Neste artigo, você vai encontrar os cinco grupos explicados com profundidade técnica: o que são, como funcionam, onde usar e o que diferencia cada um dos outros.
1. Por que classificar biológicos em grupos
A classificação em grupos não é apenas exercício acadêmico. Ela tem consequência direta na recomendação técnica.
Quando um técnico não distingue os grupos, tende a avaliar todos os biológicos pela mesma régua: espera o mesmo tempo de resultado, usa o mesmo critério de compatibilidade, aplica no mesmo momento do ciclo e interpreta a ausência de resultado visual imediato como falha do produto.
Cada um desses julgamentos pode estar correto para um grupo e completamente equivocado para outro.
Um inoculante tem ação mediada por um microrganismo vivo que precisa colonizar a raiz antes de gerar resultado — o efeito é de médio prazo e acumulativo.

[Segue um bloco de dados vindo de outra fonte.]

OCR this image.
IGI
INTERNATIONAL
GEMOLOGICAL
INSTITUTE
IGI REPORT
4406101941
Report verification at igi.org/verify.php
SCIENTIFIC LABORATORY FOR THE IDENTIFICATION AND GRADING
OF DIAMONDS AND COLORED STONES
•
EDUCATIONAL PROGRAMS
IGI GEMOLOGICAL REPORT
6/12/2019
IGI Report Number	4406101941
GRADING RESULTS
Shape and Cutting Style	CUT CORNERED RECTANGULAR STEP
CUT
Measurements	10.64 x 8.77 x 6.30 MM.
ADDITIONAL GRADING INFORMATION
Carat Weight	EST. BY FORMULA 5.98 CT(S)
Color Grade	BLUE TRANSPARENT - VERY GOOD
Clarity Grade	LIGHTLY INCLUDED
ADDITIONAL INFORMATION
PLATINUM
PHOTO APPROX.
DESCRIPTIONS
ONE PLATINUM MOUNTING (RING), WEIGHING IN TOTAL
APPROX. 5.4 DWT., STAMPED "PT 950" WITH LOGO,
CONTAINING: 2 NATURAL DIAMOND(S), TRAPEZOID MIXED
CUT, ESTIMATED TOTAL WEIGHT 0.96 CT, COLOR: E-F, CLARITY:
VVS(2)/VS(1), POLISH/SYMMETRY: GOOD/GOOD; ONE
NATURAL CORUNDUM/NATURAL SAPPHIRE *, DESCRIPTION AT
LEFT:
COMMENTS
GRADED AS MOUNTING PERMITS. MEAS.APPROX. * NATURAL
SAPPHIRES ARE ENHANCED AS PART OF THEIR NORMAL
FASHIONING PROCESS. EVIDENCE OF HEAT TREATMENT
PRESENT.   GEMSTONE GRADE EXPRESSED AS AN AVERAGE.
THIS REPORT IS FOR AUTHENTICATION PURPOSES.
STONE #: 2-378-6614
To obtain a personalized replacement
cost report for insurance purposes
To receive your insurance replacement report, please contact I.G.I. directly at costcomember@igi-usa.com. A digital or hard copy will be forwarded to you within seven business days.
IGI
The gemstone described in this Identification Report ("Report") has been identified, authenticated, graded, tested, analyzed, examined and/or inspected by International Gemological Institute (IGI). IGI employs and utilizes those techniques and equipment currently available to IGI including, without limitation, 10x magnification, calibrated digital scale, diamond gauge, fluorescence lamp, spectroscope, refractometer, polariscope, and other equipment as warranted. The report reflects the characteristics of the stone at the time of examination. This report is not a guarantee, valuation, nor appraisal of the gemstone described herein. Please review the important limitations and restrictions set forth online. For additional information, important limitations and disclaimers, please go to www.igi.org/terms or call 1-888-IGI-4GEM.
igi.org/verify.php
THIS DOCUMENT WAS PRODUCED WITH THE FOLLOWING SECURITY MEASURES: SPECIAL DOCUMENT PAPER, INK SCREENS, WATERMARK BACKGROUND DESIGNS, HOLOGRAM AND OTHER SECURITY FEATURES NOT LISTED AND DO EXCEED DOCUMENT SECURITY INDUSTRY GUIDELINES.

Um bioinseticida à base de Bacillus thuringiensis mata larva em 24 a 72 horas após a ingestão — o resultado é visível e rápido. Usar o critério de avaliação de um para julgar o outro é uma distorção de análise que gera conclusões erradas.
Além disso, a indústria contribui para a confusão ao posicionar produtos com diferentes funções sob o mesmo guarda-chuva comercial de “biológico” — muitas vezes priorizando o apelo de mercado em detrimento da clareza técnica.
O agrônomo que domina os grupos navega nesse mercado com autonomia. Ele avalia o produto pelo mecanismo, não pelo rótulo.
2. Grupo 1 — Inoculantes
O que são
Produtos formulados com microrganismos vivos — principalmente bactérias — que estabelecem uma relação simbiótica ou associativa com a planta para realizar processos que ela não conseguiria executar sozinha, com destaque para a fixação biológica de nitrogênio (FBN) e a solubilização de fosfato.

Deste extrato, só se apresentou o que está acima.